MACHTLEY: In today’s health care environment, there is a shortage of primary care providers and a distinct need for specialty physician assistants, particularly in hospital medicine. The Affordable Care Act has provided millions of additional people with health care coverage, some for the first time. As such, there’s a significant gap in health care providers’ ability to treat so many new patients.

The growth of the physician assistant profession made this an excellent first choice for Bryant’s School of Health Sciences. This clinical graduate program began in a new $8 million, state-of-the-art clinical teaching space on the Bryant campus and a model teaching relationship with The Warren Alpert School of Medicine of Brown University.

Bryant is now developing a Master of Science in Health Services Administration and MBA and certificate programs that will leverage Bryant’s core business strengths and the new clinical program for health care professionals, including physicians, who recognize the need to update their education as health care changes. Initial funding for our health care management program will come from a $2.5 million challenge grant from The Warren Alpert Foundation, of which more than $1 million has already been raised.

PBN: How many students have enrolled in the School of Health Sciences and how many can the program accommodate? Are most of your applicants for this program Bryant graduates or otherwise?

MACHTLEY: We just enrolled our third class of 43 graduate physician assistant students, with our first class set to graduate in March of this year. This most recent class was selected from more than 700 applicants, with an average of 5,000 hours of health experience. Currently, there is a total of 109 graduate students enrolled in the physician assistant program. The inaugural class of 30, representing some of the finest undergraduate schools in the country, started in January 2015 and will graduate this March.

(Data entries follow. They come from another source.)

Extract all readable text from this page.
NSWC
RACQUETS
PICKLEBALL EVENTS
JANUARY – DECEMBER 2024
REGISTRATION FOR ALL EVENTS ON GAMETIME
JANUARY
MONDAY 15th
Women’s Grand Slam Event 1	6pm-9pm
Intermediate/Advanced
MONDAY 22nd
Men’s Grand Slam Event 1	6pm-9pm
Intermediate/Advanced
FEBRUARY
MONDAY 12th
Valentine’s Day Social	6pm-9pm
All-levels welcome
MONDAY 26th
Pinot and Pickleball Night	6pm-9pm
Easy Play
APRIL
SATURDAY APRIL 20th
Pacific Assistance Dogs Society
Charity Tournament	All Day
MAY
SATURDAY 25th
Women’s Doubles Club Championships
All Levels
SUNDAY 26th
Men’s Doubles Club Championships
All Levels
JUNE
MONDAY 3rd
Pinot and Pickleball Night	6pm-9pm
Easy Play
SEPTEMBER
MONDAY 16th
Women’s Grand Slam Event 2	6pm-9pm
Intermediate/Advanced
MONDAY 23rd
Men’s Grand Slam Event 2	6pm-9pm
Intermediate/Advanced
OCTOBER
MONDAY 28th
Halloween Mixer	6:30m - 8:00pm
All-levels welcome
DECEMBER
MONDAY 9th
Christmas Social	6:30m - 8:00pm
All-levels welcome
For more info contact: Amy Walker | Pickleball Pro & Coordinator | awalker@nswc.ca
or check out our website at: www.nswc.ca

The program can accommodate as many as 48 new students annually, based on the availability of clinical sites, including The Warren Alpert School of Medicine of Brown University, the Care New England Health System, Lifespan Corp. and the Southcoast Health System.

PBN: How will the funds from The Warren Alpert Foundation be used for the School of Health Sciences and what do you envision their impact will be?

MACHTLEY: The Warren Alpert Foundation Challenge Grant will enable Bryant to develop an innovative business health care curriculum design that includes hybrid and online delivery systems for health care practitioners and business professionals. As the School of Health Sciences continues to grow, Bryant University will be a resource regionally and ultimately nationwide to physicians and other health care providers, hospitals and health care delivery systems on how best to respond to the changing dynamics in the practice of medicine.